Doctoral Researchers

Supervisors: Brigitte Voit, Franziska Lissel, Larysa Baraban

Molecular Organic Semiconductors (OSCs) present a promising alternative to established inorganic materials due to the accessibility of diverse, well-defined and highly regular structures composed of abundant elements. Additionally exhibiting inexpensive solution-processability, OSCs allow the utilization of high-throughput techniques, such as printing, for device fabrication.

The high (electro-)chemical stability and suitable charge-carrier mobilities of oligothiophenes, in combination with facile functionalization routes, render them a convenient class for the exploration and establishment of structure-property relationships.

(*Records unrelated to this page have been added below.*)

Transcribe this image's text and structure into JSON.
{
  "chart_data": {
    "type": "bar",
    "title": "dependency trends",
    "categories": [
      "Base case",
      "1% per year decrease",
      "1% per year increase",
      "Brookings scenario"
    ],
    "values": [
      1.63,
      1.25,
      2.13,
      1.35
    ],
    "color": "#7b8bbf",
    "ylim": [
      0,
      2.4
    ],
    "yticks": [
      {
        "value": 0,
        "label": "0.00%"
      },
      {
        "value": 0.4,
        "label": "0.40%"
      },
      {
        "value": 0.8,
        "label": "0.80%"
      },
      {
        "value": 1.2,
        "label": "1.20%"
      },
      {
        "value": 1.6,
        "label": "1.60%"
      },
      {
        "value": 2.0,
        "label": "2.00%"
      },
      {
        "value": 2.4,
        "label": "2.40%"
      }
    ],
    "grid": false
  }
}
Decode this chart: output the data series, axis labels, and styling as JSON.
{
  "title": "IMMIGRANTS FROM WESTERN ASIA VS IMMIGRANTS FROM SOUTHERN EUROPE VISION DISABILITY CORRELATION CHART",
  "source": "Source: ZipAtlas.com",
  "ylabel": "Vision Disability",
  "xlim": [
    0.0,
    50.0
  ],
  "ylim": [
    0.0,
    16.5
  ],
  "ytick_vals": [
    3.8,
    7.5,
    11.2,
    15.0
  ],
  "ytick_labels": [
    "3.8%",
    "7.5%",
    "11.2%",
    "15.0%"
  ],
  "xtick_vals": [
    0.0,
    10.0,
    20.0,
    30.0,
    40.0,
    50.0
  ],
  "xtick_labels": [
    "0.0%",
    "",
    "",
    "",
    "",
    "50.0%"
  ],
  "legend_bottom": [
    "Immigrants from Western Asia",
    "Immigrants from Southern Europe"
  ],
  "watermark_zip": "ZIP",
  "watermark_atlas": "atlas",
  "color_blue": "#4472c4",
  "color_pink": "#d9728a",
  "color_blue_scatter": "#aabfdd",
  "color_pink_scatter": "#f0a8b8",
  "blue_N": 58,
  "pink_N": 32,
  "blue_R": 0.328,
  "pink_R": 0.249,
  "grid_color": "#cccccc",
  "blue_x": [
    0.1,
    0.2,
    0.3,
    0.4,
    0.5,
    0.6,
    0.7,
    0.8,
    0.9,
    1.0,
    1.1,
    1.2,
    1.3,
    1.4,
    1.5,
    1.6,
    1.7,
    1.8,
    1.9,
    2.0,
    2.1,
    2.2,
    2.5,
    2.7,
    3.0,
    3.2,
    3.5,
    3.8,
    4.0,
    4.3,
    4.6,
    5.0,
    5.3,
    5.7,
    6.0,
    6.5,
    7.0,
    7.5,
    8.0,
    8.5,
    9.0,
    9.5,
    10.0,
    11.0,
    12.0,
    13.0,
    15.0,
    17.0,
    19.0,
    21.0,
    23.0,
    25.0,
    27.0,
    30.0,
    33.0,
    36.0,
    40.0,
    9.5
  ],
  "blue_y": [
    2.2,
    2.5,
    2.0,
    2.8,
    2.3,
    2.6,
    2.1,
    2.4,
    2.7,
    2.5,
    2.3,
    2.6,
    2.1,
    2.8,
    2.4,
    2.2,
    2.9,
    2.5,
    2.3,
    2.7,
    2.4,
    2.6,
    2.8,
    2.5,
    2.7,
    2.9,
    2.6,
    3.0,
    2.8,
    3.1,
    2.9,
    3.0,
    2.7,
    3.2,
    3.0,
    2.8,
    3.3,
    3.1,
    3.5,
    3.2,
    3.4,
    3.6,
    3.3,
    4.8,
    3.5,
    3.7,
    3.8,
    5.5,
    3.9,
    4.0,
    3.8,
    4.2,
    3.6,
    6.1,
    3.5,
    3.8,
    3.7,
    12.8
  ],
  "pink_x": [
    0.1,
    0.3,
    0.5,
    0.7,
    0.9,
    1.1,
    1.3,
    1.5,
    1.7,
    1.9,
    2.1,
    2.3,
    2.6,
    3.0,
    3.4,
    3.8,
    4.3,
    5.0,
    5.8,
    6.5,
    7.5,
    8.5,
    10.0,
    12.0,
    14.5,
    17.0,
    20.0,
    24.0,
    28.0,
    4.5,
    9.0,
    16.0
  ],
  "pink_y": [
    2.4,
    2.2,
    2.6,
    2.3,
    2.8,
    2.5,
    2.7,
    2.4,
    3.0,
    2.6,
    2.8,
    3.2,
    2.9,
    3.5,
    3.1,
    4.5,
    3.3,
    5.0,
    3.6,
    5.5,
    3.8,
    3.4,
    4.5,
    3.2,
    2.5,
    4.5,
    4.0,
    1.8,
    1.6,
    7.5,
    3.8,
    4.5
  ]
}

The aim of this work is the synthesis of dynamic supramolecular structures based on linear all-α-oligothiophenes with varying backbone lengths. Incorporating multiple hydrogen bonding sites on the oligomers allows building crosslinked and responsive networks, and the weak bonding character can potentially enhance resilience towards mechanical deformation as well as conclusively enabling self-healing properties. As minimal changes in the material’s molecular weight upon the introduction of functional groups are favorable in order to maximize the thiophene’s gravimetric capacity, the choice of H-bonding motifs, each composed of donor (D) and acceptor (A) sections, is guided by limiting their size.